The next five years of capital spending in Oklahoma City will involve nearly a half-billion dollars on water supply issues alone, city officials told the Oklahoma City Council on Tuesday.
Three city departments presented their budgets within the city's nearly $2.5 billion Capital Improvement Plan during Tuesday's council meeting. The five-year plan is a document that has to be updated every two years for the city to remain in compliance with state law.
The utilities, parks and recreation and information technology departments were the first to present their plans, with other city departments to follow in coming weeks. The council can make modifications to the plan before it adopts it in the fall.
The Utilities Department has plans to spend about $653 million on capital projects over the next five years, department Director Marsha Slaughter told the council. About $488 million of that is on the water supply as the department seeks to upgrade its raw water transport capabilities, the capacity of its drinking water production and the ability to move water through the city.
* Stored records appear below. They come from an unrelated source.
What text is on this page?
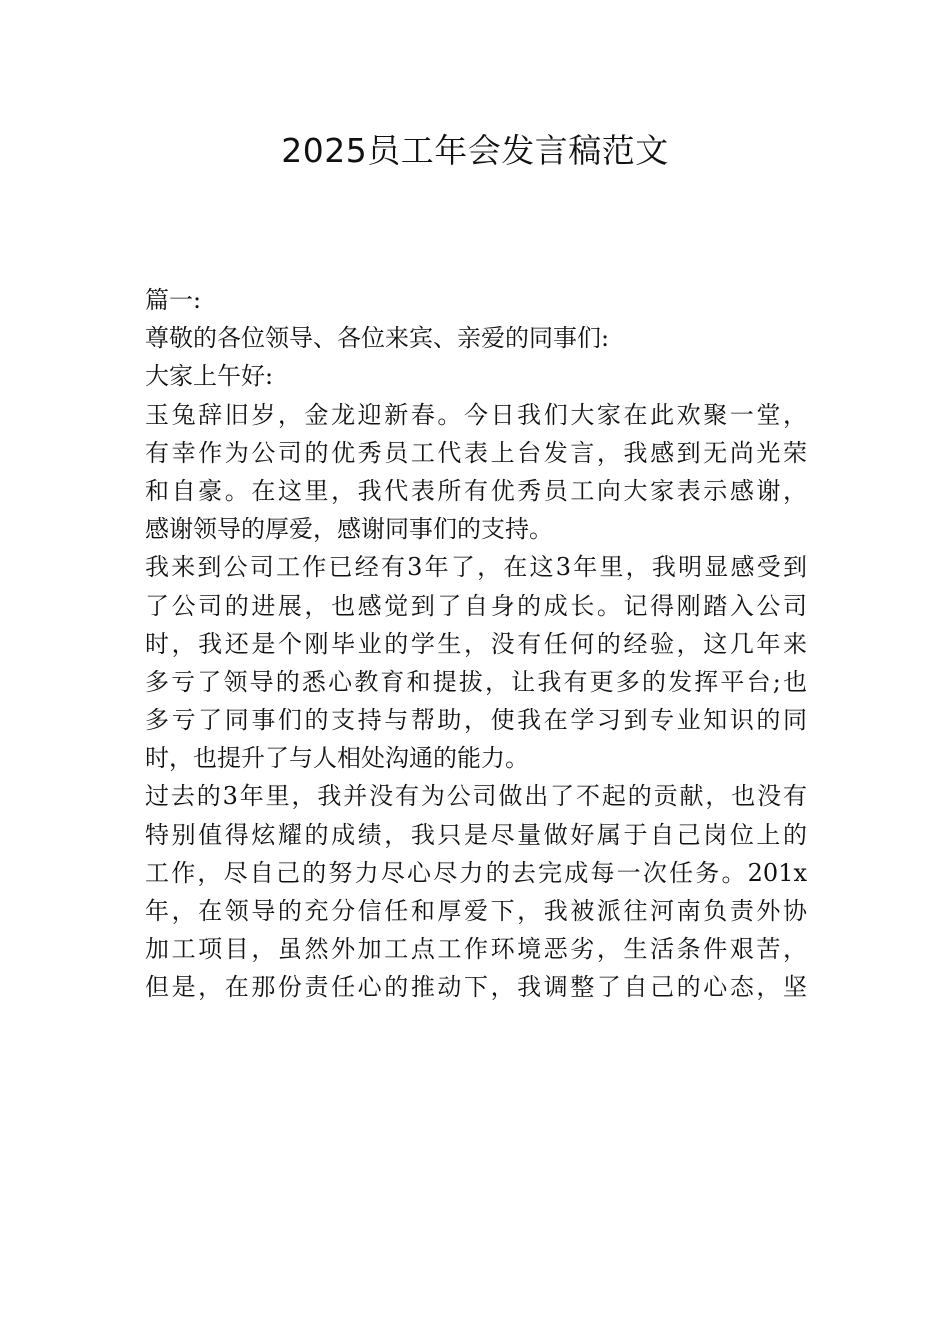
2025员工年会发言稿范文
篇一:
尊敬的各位领导、各位来宾、亲爱的同事们:
大家上午好:
玉兔辞旧岁，金龙迎新春。今日我们大家在此欢聚一堂，
有幸作为公司的优秀员工代表上台发言，我感到无尚光荣
和自豪。在这里，我代表所有优秀员工向大家表示感谢，
感谢领导的厚爱，感谢同事们的支持。
我来到公司工作已经有3年了，在这3年里，我明显感受到
了公司的进展，也感觉到了自身的成长。记得刚踏入公司
时，我还是个刚毕业的学生，没有任何的经验，这几年来
多亏了领导的悉心教育和提拔，让我有更多的发挥平台;也
多亏了同事们的支持与帮助，使我在学习到专业知识的同
时，也提升了与人相处沟通的能力。
过去的3年里，我并没有为公司做出了不起的贡献，也没有
特别值得炫耀的成绩，我只是尽量做好属于自己岗位上的
工作，尽自己的努力尽心尽力的去完成每一次任务。201x
年，在领导的充分信任和厚爱下，我被派往河南负责外协
加工项目，虽然外加工点工作环境恶劣，生活条件艰苦，
但是，在那份责任心的推动下，我调整了自己的心态，坚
“The time has come to add capacity to our system,” Slaughter said.
The city will need to move more water from lakes in southeastern Oklahoma in the coming years to meet growing demand, Slaughter said. More pumping stations and water mains also will be built within the city to maintain water supply and pressure even on the outskirts of town, and projects to upgrade water treatment plants also are ongoing.
The city Parks and Recreation Department plans to spend about $47 million on facility improvements, $32 million on parks and about $8 million on trails and paths, department Director Wendel Whisenhunt said.